Georgia had an appointment with her orthopedic surgeon the week before school began and I just realized that I haven't written an update about her progress.
Quick summary: Georgia was born with a congenital birth defect called Amniotic Band Syndrome. ABS can be quite severe and even fatal, but in Georgia's case, the syndrome presented itself as one band wrapped around her right ankle. It seemed simple enough (after the original diagnosis of immobility was disputed) at the beginning of the journey: Georgia would grow and get a healthy and then have surgery at six months to remove the band. That happened. Then as Georgia grew, we noticed that she couldn't put her right heel down when she stood up/walked. Georgia was tippy-toe walking and her foot was malformed and her hip and back were being negatively affected as a result. Surgery number two opened up her ankle, scar tissue was removed and her muscle and achilleas tendons were cut/stretched. And then for a few months, Georgia really was immobile and confined to a wheelchair and endless casts but when it was all over, Georgia was able to put her entire right foot on the ground. The surgery was a huge success. But there was still another surgery in her future. The orthopedist recommended that when Georgia reached puberty, that a third surgery was needed to insert steel screws into her good leg to stunt the growth and give her shorter leg the chance to catch up and even out.

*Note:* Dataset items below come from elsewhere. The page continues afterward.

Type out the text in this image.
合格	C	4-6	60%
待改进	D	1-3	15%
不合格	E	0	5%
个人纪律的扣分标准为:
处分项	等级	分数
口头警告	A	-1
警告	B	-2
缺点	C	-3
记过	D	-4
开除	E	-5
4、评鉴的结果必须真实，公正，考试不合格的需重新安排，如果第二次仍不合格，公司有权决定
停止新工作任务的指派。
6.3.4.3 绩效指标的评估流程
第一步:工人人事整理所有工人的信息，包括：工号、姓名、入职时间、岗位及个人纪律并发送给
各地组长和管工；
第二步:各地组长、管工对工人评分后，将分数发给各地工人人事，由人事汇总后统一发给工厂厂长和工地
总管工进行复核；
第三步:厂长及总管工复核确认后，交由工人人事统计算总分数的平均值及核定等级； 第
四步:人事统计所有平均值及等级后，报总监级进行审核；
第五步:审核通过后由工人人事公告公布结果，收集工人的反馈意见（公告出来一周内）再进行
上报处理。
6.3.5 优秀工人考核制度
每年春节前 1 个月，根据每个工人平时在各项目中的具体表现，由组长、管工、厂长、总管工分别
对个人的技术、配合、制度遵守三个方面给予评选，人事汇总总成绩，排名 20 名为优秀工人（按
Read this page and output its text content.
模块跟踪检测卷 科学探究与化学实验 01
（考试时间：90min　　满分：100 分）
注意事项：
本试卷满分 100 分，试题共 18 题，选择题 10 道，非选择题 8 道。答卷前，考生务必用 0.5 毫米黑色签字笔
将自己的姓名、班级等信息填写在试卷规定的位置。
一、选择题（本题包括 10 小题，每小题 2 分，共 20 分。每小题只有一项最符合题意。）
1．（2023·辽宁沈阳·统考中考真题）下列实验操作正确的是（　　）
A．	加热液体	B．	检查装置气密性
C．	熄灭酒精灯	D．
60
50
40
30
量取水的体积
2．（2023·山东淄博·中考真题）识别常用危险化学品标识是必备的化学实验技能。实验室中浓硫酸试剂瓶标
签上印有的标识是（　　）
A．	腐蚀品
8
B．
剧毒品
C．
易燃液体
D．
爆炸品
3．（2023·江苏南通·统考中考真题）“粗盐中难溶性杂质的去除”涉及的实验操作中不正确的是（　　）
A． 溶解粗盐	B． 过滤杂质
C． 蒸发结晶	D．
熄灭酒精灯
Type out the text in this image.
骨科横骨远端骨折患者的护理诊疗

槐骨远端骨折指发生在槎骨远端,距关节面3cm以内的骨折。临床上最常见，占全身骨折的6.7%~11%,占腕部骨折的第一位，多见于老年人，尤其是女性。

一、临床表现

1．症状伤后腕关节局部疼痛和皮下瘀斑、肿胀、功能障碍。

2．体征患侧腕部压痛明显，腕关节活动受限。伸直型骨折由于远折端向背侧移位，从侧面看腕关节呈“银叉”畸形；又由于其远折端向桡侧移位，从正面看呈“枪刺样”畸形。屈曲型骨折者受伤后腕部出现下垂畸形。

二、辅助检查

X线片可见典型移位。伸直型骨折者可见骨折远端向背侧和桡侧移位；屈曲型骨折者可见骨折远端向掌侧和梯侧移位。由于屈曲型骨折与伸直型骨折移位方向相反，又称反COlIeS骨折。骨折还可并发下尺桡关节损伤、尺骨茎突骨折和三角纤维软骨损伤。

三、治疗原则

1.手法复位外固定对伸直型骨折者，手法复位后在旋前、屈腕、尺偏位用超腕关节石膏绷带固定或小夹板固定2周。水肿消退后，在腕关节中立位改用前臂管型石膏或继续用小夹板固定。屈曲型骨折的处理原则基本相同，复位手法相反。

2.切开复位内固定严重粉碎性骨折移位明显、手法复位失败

So a few weeks ago, we went back to the hospital to see if that third surgery had actually worked. We got to Children's at 7am and were sent directly to xrays where Georgia had a body scan and some xrays of her feet.
And then we got the results...
Georgia's almost one-inch leg-length discrepancy is now down to a couple of centimeters! So hurray! And she is able to throw away the shoe lifts that she has worn since she was six years old!
There was some concern at the last doctor's visit in February that the bones in her right foot were at odd angles, the fear being that she was getting bunions that would eventually need their own surgery, but her foot xrays were completely normal.
Apparently that odd-ly shaped foot is just that, odd.
Obviously a trait inherited from her father's family :)
Georgia is thrilled. Gordy and I are thrilled. The doctor is thrilled (ok, he was more pleased but that's only because he's a surgeon and surgeons always think they can fix anything.) The outcome is exactly what we hoped for at the beginning of this journey.
We'll keep checking back in with the surgeon twice a year for the next few years but Georgia will only have to do the scan-o-grams every other visit.